Page 2 of 5   <       >

The Book of Bart

"Even if I don't have a high-definition photograph of the empty tomb to prove Christ's resurrection, there's the reaction to something after Christ died that is very hard to explain away," Bock says. "There was no resurrection tradition in Jewish theology. Where did it come from? How did these illiterate, impoverished fishermen create such a powerful religion?

"I can appreciate people feel differently. But sometimes I wonder if we are not all guilty of asking the Bible to do too much."

Void in His Heart



Studying various historical translations of the Bible led to the ultimate crisis of faith for writer Bart Ehrman, formerly a born-again Christian.
Studying various historical translations of the Bible led to the ultimate crisis of faith for writer Bart Ehrman, formerly a born-again Christian. (By Win Mcnamee -- Getty Images)

On a recent afternoon, Ehrman, 50, pulls off his fedora at the front of an auditorium. Some 350 students are filing in for Religion 22, one of the most popular classes on campus.

His text for today is the Gospel of John.

Thought to be the last written of the four Gospels that form the narrative of Christ's life, death and resurrection, it forms a cornerstone of the Christian faith. The problem is that it is distinctly different from the other three Gospels.

Ehrman looks the professorial part -- a not-too-tall man with a receding hairline, dressed in casual slacks and sport coat over a sweater. His shoes are scuffed. He is energetic and possessed of a gregarious personality that endears him to the student body. (He holds informal office hours on Wednesday nights in a local bar/restaurant.)

But as he paces back and forth across the stage, Ehrman ruthlessly pounces on the anomalies -- in this Gospel, Jesus isn't born in Bethlehem, he doesn't tell any parables, he never casts out a demon, there's no last supper. "None of that is found in John!" The crucifixion stories are different -- in Mark, Jesus is terrified on the cross; in John, he's perfectly composed. Key dates are different. The resurrection stories are different. Ehrman reels them off, rapid-fire, shell bursts against the bulwark of tradition.

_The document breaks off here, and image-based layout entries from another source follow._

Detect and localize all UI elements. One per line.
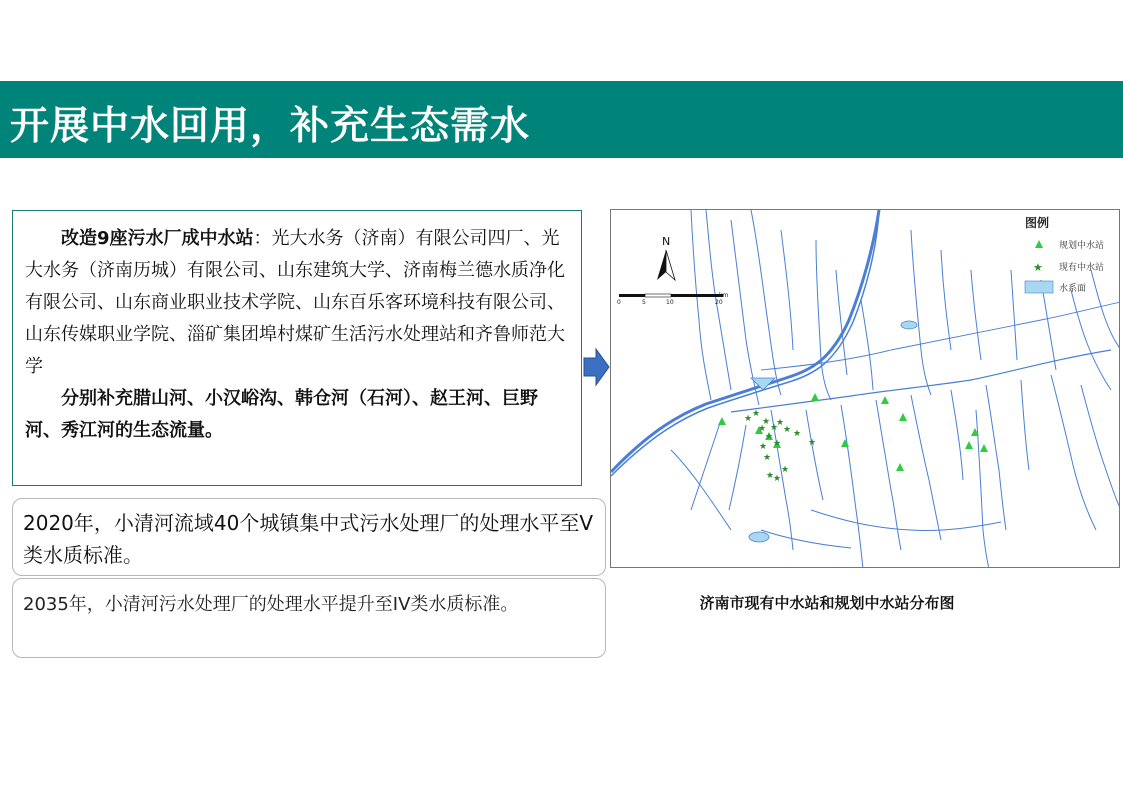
planned-station-marker	[841, 439, 849, 447]
title-bar	[0, 81, 1123, 158]
planned-station-legend-icon	[1035, 240, 1043, 248]
existing-station-marker: ★	[808, 438, 817, 448]
planned-station-marker	[980, 444, 988, 452]
reservoir-shape	[901, 321, 917, 329]
planned-station-marker	[899, 413, 907, 421]
legend-water-label: 水系面	[1059, 284, 1087, 294]
retrofit-lead-bold: 改造9座污水厂成中水站	[61, 228, 254, 249]
existing-station-marker: ★	[758, 424, 767, 434]
legend-existing-label: 现有中水站	[1059, 263, 1105, 273]
north-arrow-icon	[657, 235, 675, 280]
planned-station-marker	[881, 396, 889, 404]
existing-station-marker: ★	[765, 432, 774, 442]
goal-2020-box	[12, 498, 606, 576]
reservoir-shape	[749, 532, 769, 542]
scale-tick-0: 0	[617, 299, 621, 306]
scale-tick-20: 20	[715, 299, 723, 306]
goal-2035-text: 2035年，小清河污水处理厂的处理水平提升至IV类水质标准。	[23, 594, 519, 615]
existing-station-marker: ★	[793, 429, 802, 439]
existing-station-marker: ★	[783, 425, 792, 435]
existing-station-marker: ★	[781, 465, 790, 475]
river-network	[611, 210, 1120, 568]
existing-station-marker: ★	[770, 423, 779, 433]
scale-unit: km	[719, 292, 729, 299]
existing-station-marker: ★	[762, 417, 771, 427]
north-label: N	[662, 235, 671, 248]
goal-2020-text: 2020年，小清河流域40个城镇集中式污水处理厂的处理水平至V类水质标准。	[23, 511, 594, 567]
scale-tick-10: 10	[666, 299, 674, 306]
existing-station-marker: ★	[766, 471, 775, 481]
water-station-map	[611, 210, 1120, 568]
supplement-bold: 分别补充腊山河、小汉峪沟、韩仓河（石河）、赵王河、巨野河、秀江河的生态流量。	[25, 388, 538, 441]
planned-station-marker	[965, 441, 973, 449]
planned-station-marker	[896, 463, 904, 471]
map-caption: 济南市现有中水站和规划中水站分布图	[699, 594, 955, 612]
right-arrow-icon	[583, 347, 611, 387]
retrofit-lead-rest: ：光大水务（济南）有限公司四厂、光大水务（济南历城）有限公司、山东建筑大学、济南梅兰德水质净化有限公司、山东商业职业技术学院、山东百乐客环境科技有限公司、山东传媒职业学院、淄矿集团埠村煤矿生活污水处理站和齐鲁师范大学	[25, 228, 565, 377]
scale-tick-5: 5	[642, 299, 646, 306]
water-body-legend-icon	[1025, 281, 1053, 293]
retrofit-paragraph	[25, 223, 571, 383]
existing-station-marker: ★	[763, 453, 772, 463]
legend-title: 图例	[1025, 216, 1050, 230]
existing-station-marker: ★	[773, 474, 782, 484]
map-panel	[610, 209, 1120, 568]
planned-station-marker	[718, 417, 726, 425]
supplement-paragraph	[25, 383, 571, 447]
existing-station-marker: ★	[744, 414, 753, 424]
existing-station-marker: ★	[759, 442, 768, 452]
planned-station-marker	[811, 393, 819, 401]
retrofit-info-box	[12, 210, 582, 486]
existing-station-marker: ★	[776, 418, 785, 428]
page-title: 开展中水回用，补充生态需水	[10, 104, 531, 149]
legend-planned-label: 规划中水站	[1059, 241, 1105, 251]
existing-station-marker: ★	[773, 439, 782, 449]
existing-station-marker: ★	[752, 409, 761, 419]
existing-station-legend-icon: ★	[1033, 261, 1043, 274]
existing-stations	[744, 409, 816, 484]
map-legend	[1025, 215, 1104, 294]
scale-bar	[617, 292, 728, 306]
goal-2035-box	[12, 578, 606, 658]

"In Matthew, Mark and Luke, you find no trace of Jesus being divine," he says, his voice urgent. "In John, you do." He points out that in the other three books, it takes the disciples nearly half of Christ's ministry to learn who he is. John says no, no, everyone knew it from the beginning. "You shouldn't think something just because you believe it. You need reasons. That applies to religion. That applies to politics . . . just because your parents believe something isn't good enough."

The class files out a few minutes later.

"Most of the students have never heard anything like this in their lives," says Ben White, a graduate student. "For a lot of them, it's very threatening."

Ehrman doesn't mind this. He's often on CNN, the Discovery Channel, National Geographic, a scholar amused by "taking something really complicated and getting a sound bite out of it."

"Misquoting Jesus" is just that to some extent, a book of pop history about biblical misconceptions. The first of his 19 books to be a bestseller, it reads like one of his lectures -- an exploration into how the 27 books of the New Testament came to be cobbled together, a history rich with ecclesiastical politics, incompetent scribes and the difficulties of rendering oral traditions into a written text.